Looks up sequences of tokens in a dictionary and then tags the sequence with one or more semantic tags as an alternative representation(s). Typically these tags represent entities such as {person}, {place}, {company}, etc.
Note that all possibilities are tagged, including overlaps and sub-patterns, with the expectation that later disambiguation stages will choose which tags are the correct interpretation.
Operates On: Lexical Items with TOKEN and possibly other flags as specified below.
TO DO: CONFIGURATION TO ALLOW FOR A SIMPLE LIST OF PHRASES WITH A SINGLE SEMANTIC TAG FOR EVERYTHING (NO ENTITY IDs)
Code Block | ||||
---|---|---|---|---|
| ||||
{ "type":"DictionaryTagger", "dictionary":"dict-provider:people-lowercase", "required":["TOKEN", "ALL_LOWER_CASE"] } |
Note that the "people-lowercase" resource must be in the format as specified below.
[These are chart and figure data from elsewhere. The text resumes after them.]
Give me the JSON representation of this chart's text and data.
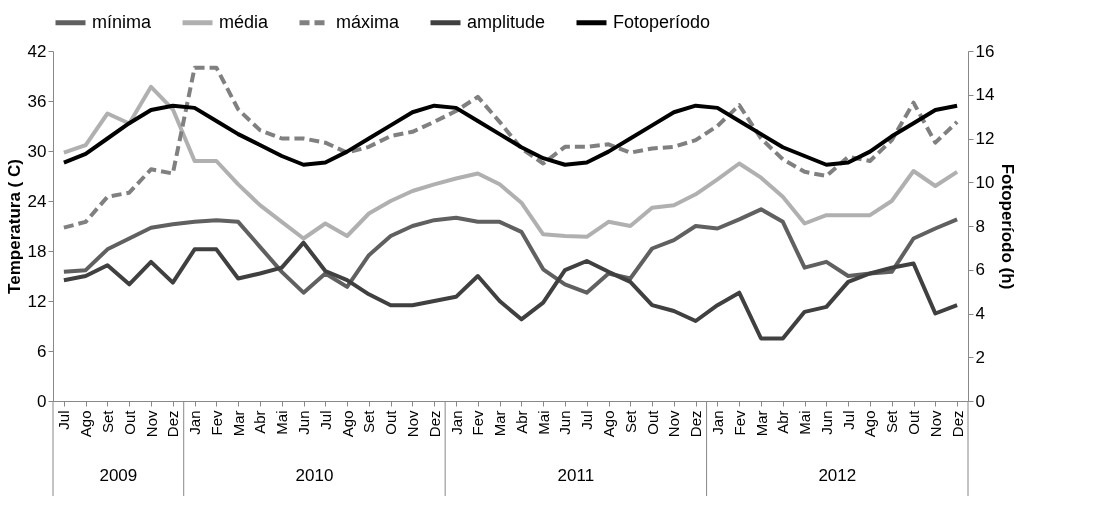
{
  "chart_data": {
    "type": "line",
    "categories": [
      "Jul",
      "Ago",
      "Set",
      "Out",
      "Nov",
      "Dez",
      "Jan",
      "Fev",
      "Mar",
      "Abr",
      "Mai",
      "Jun",
      "Jul",
      "Ago",
      "Set",
      "Out",
      "Nov",
      "Dez",
      "Jan",
      "Fev",
      "Mar",
      "Abr",
      "Mai",
      "Jun",
      "Jul",
      "Ago",
      "Set",
      "Out",
      "Nov",
      "Dez",
      "Jan",
      "Fev",
      "Mar",
      "Abr",
      "Mai",
      "Jun",
      "Jul",
      "Ago",
      "Set",
      "Out",
      "Nov",
      "Dez"
    ],
    "ylabel": "Temperatura ( C)",
    "y2label": "Fotoperíodo (h)",
    "ylim": [
      0,
      42
    ],
    "yticks": [
      0,
      6,
      12,
      18,
      24,
      30,
      36,
      42
    ],
    "y2lim": [
      0,
      16
    ],
    "y2ticks": [
      0,
      2,
      4,
      6,
      8,
      10,
      12,
      14,
      16
    ],
    "legend": "top",
    "grid": false,
    "annotations": [
      "2009",
      "2010",
      "2011",
      "2012"
    ],
    "series": [
      {
        "name": "mínima",
        "color": "#606060",
        "line_style": "solid",
        "values": [
          15.5,
          15.7,
          18.2,
          19.5,
          20.8,
          21.2,
          21.5,
          21.7,
          21.5,
          18.5,
          15.5,
          13,
          15.3,
          13.7,
          17.5,
          19.8,
          21,
          21.7,
          22,
          21.5,
          21.5,
          20.3,
          15.8,
          14,
          13,
          15.3,
          14.7,
          18.3,
          19.3,
          21,
          20.7,
          21.8,
          23,
          21.5,
          16,
          16.7,
          15,
          15.3,
          15.5,
          19.5,
          20.7,
          21.8
        ]
      },
      {
        "name": "média",
        "color": "#b0b0b0",
        "line_style": "solid",
        "values": [
          29.8,
          30.7,
          34.5,
          33.3,
          37.7,
          35,
          28.8,
          28.8,
          26,
          23.5,
          21.5,
          19.5,
          21.3,
          19.8,
          22.5,
          24,
          25.2,
          26,
          26.7,
          27.3,
          26,
          23.8,
          20,
          19.8,
          19.7,
          21.5,
          21,
          23.2,
          23.5,
          24.8,
          26.6,
          28.5,
          26.8,
          24.5,
          21.3,
          22.3,
          22.3,
          22.3,
          24,
          27.6,
          25.8,
          27.5
        ]
      },
      {
        "name": "máxima",
        "color": "#808080",
        "line_style": "dashed",
        "values": [
          20.8,
          21.5,
          24.5,
          25,
          27.8,
          27.3,
          40,
          40,
          35,
          32.5,
          31.5,
          31.5,
          31,
          29.8,
          30.5,
          31.8,
          32.3,
          33.5,
          34.8,
          36.5,
          33.5,
          30.3,
          28.5,
          30.5,
          30.5,
          30.8,
          29.8,
          30.3,
          30.5,
          31.3,
          33,
          35.5,
          31.5,
          29,
          27.5,
          27,
          29.3,
          28.8,
          31.3,
          35.8,
          31,
          33.5
        ]
      },
      {
        "name": "amplitude",
        "color": "#404040",
        "line_style": "solid",
        "values": [
          14.5,
          15,
          16.3,
          14,
          16.7,
          14.2,
          18.2,
          18.2,
          14.7,
          15.3,
          16,
          19,
          15.6,
          14.5,
          12.8,
          11.5,
          11.5,
          12,
          12.5,
          15,
          12,
          9.8,
          11.8,
          15.7,
          16.8,
          15.5,
          14.3,
          11.5,
          10.8,
          9.6,
          11.5,
          13,
          7.5,
          7.5,
          10.7,
          11.3,
          14.3,
          15.3,
          16,
          16.5,
          10.5,
          11.5
        ]
      },
      {
        "name": "Fotoperíodo",
        "color": "#000000",
        "line_style": "solid",
        "axis": "y2",
        "values": [
          10.9,
          11.3,
          12,
          12.7,
          13.3,
          13.5,
          13.4,
          12.8,
          12.2,
          11.7,
          11.2,
          10.8,
          10.9,
          11.4,
          12,
          12.6,
          13.2,
          13.5,
          13.4,
          12.8,
          12.2,
          11.6,
          11.1,
          10.8,
          10.9,
          11.4,
          12,
          12.6,
          13.2,
          13.5,
          13.4,
          12.8,
          12.2,
          11.6,
          11.2,
          10.8,
          10.9,
          11.4,
          12.1,
          12.7,
          13.3,
          13.5
        ]
      }
    ]
  }
}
In the following example, "abraham lincoln" is in the dictionary as a person, "lincoln" as a place, and "macaroni", "cheese" and "macaroni and cheese" are all specified as foods:
V--------------[abraham lincoln likes macaroni and cheese]--------------------V
^--[abraham]--V--[lincoln]--V--[likes]--V--[macaroni]--V--[and]--V--[cheese]--^
^---{place}---^ ^----{food}----^ ^---{food}---^
^----------{person}---------^ ^-----------------{food}--------------^
The dictionary tagger must have an "entity dictionary" (a string to JSON map) which is a list of JSON records, indexed by entity ID. In addition, there may also be a pattern map and a token index.
The only file which is absolutely required is the entity dictionary. It is a series of JSON records, typically indexed by entity ID.
Each JSON record represents an entity. The format is as follows:
Code Block | ||||
---|---|---|---|---|
| ||||
{ "id":"Q28260", "tags":["{city}", "{administrative-area}", "{geography}"], "patterns":[ "Lincoln", "Lincoln, Nebraska", "Lincoln, NE" ], "confidence":0.95 . . . additional fields as needed go here . . . } |
To improve performance especially for every large databases of entities, the entity dictionary is inverted and indexed.